Maëlle Gross reflects on the permeability of spaces and borders. For her new project, entitled “Going where we come from”, she presents an audiovisual art walk that invites the viewer to stroll alone along the bustling streets of Kypseli. The spectator is guided by oral indications gathered in an audio guide.

Maëlle Gross has Greek origins by her father and Swiss roots by her mother. Her family home didn’t stand so far from Kypseli, on Filira street. Nowadays, Kypseli is an urban area with a high rate of the population being refugees and migrants. Mirroring current events as well as her own family story, Gross evokes memory, borders and integration, through the lives of Kypseli’s inhabitants.
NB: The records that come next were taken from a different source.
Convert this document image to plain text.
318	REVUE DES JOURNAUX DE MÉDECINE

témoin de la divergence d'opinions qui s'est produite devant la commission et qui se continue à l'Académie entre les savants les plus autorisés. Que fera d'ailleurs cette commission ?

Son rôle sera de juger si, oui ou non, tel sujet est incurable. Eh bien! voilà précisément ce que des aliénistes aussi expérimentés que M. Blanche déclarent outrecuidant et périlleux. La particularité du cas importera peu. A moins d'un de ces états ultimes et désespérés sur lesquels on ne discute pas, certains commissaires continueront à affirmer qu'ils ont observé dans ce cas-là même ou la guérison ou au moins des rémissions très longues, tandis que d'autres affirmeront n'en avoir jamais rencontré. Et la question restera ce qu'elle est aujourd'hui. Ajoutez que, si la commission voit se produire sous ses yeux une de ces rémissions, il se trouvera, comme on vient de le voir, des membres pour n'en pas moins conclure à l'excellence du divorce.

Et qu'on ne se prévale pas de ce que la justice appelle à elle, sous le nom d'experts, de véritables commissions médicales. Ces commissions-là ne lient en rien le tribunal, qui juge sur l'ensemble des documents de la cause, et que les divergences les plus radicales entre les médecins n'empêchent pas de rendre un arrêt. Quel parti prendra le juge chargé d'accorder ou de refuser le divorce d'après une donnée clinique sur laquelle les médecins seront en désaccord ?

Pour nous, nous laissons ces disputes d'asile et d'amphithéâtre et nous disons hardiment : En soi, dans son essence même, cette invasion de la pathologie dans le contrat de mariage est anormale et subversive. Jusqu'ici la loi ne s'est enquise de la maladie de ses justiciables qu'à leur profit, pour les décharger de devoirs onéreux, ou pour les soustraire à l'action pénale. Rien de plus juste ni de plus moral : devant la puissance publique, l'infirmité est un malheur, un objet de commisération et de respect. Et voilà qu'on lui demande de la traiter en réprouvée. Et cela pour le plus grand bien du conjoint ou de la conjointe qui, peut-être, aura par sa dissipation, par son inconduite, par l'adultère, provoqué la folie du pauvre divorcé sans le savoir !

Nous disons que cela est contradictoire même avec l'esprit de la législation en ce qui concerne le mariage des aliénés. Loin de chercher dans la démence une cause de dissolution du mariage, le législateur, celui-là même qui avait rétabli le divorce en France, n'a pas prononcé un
Since January 2017, she has been collecting stories, conducting research in situ and immersing herself in the everyday life of the neighbourhood through daily walks and meetings with inhabitants and local communities based and active in the area.

Along the tour, the audience is invited to view works by Cypriot, French, Greek and Swiss artists within public and private spaces broadly linked to identity, myth, and immigration. In his photographic work Nikolas Ventourakis (Greece) challenges the perception of the viewer for a once beautified past in the entrance hall of a private building. Through a series of poems translated in Arabic, English, French, and Greek, Gilles Furtwängler (Switzerland) questions the relationship of the viewers with the street and with language. Drawing inspiration from the Greek mythology and the city’s guardian, Athena, Gabrielle Le Bayon (France) searches for signs of resistance rooted in the everyday expressions of women in the streets. In his video work, presented in a billiard hall, Luc Andrié (Switzerland) examines our relationship with notions of waiting and gazing at others. The photographs of Stelios Kallinikou (Cyprus) placed in the intimate setting of a private home addresses the topography of a self that searches for a place to be, a past as well as a present. Finally, Myriam Ziehli (Switzerland) displays a series of silkscreens where waves of the Geneva’s lake echo the city’s shore. The music that accompanies the narration has been composed and performed by Theodore Pistiolas.

The project is curated by Myrto Katsimicha (Greece) and Olivia Fahmy (Switzerland/Egypt), invited by Mäelle Gross, and coordinated by Gross and Alice Francillon.

The exhibition itself takes places in Kypseli, Athens, from May 19 to June 10, 2017, from Thursday to Saturday: 4:00 pm to 08:30 pm (last departure at 7:45 pm). The departure point is the solidarity network To Mirmigi, 60 Eptanisou street, Kypseli. The viewer receives an mp3 player and conducts the art walk alone. The texts and the audio guide, are available in Arab, English, French, and Greek.